Page 60 of Enigma
I should have seen it.She squeezed her eyes shut.I should have seen it.
CHAPTER 40
TEN YEARS AGO
Olive dropped her backpack by the kitchen door and slumped into her usual chair at the small wooden table. The late afternoon sun streamed through the windows of her family’s house in Oasis, casting everything in a warm, golden light that made the place feel almost . . . homey.
“How was school, sweetheart?” Her mother looked up from the flower arrangement she was working on at the counter.
In the background, Jessie and Jules chattered as they made after-school snacks, their nine-year-old voices a comforting soundtrack of normalcy.
“It was . . .” Olive paused, trying to find the right words.
At fifteen, she’d learned to be cautious about getting too excited about new places. They never stayed long enough for excitement to matter.
But today had been different.
“There’s this boy,” she said finally, unable to keep the smile from her voice. “Jason Stewart. He’s in my English class, and he actually talked to me during lunch.”
Her mother’s hands stilled on the flowers she was arranging. For just a moment, something clouded her expression—a flicker of concern or maybe fear.
But it disappeared so quickly that Olive almost wondered if she’d imagined it.

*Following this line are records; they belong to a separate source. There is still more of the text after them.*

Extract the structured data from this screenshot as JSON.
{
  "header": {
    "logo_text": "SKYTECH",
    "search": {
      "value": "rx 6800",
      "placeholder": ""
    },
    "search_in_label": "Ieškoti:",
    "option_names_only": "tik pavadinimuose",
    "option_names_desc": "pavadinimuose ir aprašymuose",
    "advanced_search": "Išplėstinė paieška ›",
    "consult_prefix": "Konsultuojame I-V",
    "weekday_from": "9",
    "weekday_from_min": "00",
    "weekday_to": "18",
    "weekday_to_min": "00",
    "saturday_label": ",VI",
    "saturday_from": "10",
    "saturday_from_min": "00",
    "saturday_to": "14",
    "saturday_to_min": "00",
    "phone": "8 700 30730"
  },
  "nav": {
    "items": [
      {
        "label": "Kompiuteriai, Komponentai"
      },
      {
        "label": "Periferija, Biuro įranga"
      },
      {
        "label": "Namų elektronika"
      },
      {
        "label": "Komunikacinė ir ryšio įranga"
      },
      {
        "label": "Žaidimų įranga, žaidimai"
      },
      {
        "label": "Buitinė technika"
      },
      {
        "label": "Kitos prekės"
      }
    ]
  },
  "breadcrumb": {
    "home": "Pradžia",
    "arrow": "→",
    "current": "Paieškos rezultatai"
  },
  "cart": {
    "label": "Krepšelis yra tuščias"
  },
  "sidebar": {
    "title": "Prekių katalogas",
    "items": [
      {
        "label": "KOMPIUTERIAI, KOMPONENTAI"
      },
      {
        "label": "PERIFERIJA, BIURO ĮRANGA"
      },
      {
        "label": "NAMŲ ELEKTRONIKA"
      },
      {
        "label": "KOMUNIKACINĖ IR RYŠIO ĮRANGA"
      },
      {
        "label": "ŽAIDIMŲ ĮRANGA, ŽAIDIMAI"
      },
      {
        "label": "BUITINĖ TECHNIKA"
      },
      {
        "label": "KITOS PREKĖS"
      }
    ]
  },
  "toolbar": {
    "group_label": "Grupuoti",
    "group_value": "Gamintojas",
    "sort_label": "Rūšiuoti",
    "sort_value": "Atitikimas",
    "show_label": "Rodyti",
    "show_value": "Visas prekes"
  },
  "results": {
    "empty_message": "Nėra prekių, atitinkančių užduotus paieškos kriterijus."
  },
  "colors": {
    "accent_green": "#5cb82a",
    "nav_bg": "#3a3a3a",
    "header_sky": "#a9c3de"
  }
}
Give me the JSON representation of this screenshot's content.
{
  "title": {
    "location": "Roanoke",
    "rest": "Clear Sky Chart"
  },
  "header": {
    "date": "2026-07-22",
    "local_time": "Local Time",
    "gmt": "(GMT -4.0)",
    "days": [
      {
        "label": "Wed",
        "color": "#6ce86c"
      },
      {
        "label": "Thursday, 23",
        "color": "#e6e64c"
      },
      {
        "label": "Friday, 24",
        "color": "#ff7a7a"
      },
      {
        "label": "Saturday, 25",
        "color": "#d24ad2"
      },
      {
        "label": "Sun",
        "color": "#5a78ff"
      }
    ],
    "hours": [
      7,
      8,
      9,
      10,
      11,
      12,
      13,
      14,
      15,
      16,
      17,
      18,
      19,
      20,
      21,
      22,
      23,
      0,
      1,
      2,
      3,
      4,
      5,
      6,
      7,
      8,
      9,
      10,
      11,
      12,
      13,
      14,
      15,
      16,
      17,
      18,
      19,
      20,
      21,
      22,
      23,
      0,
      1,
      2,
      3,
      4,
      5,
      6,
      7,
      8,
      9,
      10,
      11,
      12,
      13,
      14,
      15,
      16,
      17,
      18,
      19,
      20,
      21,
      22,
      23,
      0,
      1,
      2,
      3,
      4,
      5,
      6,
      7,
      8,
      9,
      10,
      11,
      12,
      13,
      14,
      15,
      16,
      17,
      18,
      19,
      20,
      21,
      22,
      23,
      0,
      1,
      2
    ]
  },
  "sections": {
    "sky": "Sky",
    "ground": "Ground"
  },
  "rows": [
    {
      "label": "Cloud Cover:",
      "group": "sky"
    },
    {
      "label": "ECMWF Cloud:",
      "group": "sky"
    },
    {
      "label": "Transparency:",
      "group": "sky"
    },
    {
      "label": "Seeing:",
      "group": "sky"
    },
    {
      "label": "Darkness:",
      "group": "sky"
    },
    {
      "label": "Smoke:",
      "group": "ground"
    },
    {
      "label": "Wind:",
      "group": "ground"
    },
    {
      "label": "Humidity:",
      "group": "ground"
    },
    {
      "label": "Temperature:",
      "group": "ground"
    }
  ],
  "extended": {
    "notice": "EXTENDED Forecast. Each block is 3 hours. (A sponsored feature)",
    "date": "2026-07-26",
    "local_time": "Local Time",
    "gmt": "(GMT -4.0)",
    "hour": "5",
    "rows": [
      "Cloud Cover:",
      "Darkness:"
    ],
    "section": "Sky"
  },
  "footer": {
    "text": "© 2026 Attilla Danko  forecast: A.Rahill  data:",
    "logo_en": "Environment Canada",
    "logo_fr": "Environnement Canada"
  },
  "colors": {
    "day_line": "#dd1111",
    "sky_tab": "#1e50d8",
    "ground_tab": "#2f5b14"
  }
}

“That’s nice, honey,” her mother said. “Just . . . don’t jump into anything too quickly. We’re still settling in here.”
The familiar warning about not getting too attached.
Olive had heard it at every new school, in every new town. But this time, she found herself pushing back against it.
“I wonder what Dad would think of him,” Olive mused. “What Jason would think of Dad.”
“Why do you wonder about that?”
“Jason’s father is a doctor.” Olive watched her mother’s face for a reaction, thinking she’d be impressed.
Her mother nodded, almost as if she already knew this information, but she said nothing.
“Maybe I’ll actually like Oasis,” Olive continued, the words tumbling out before she could stop them. “The town seems nice, and so do the people at school. Jason’s really easy to talk to, and he didn’t seem to care that I’m new.”
She looked at the flower arrangement her mother was creating on the table—a beautiful display that showed no hint of the wilted stems and damaged petals Olive had watched her trim away and hide.
The lesson her mother had taught her earlier came flooding back:Sometimes the most beautiful things require hiding the messy parts.
For a moment, a strange thought crept into her mind.
What if Oasis was like that arrangement? What if the pretty surface was hiding something damaged underneath?
Olive pushed the thought aside. She was being paranoid, probably influenced by too many moves and too many fresh starts that had ended in sudden departures.
The front door opened, and her father’s voice carried through the house. “I’m home!”
He appeared in the kitchen doorway holding a bouquet of grocery store flowers—not as elegant as her mother’s arrangements, but the gesture made Olive smile.
Her parents hadn’t been fighting as much lately. The late-night arguments that seemed to be becoming routine had stopped almost completely.
“For my beautiful wife.” He presented the flowers with an exaggerated bow that made the twins giggle.
He wrapped Olive in a quick hug that smelled like aftershave and whatever he’d been working on that day, then moved to kiss her mother and ruffle the twins’ hair.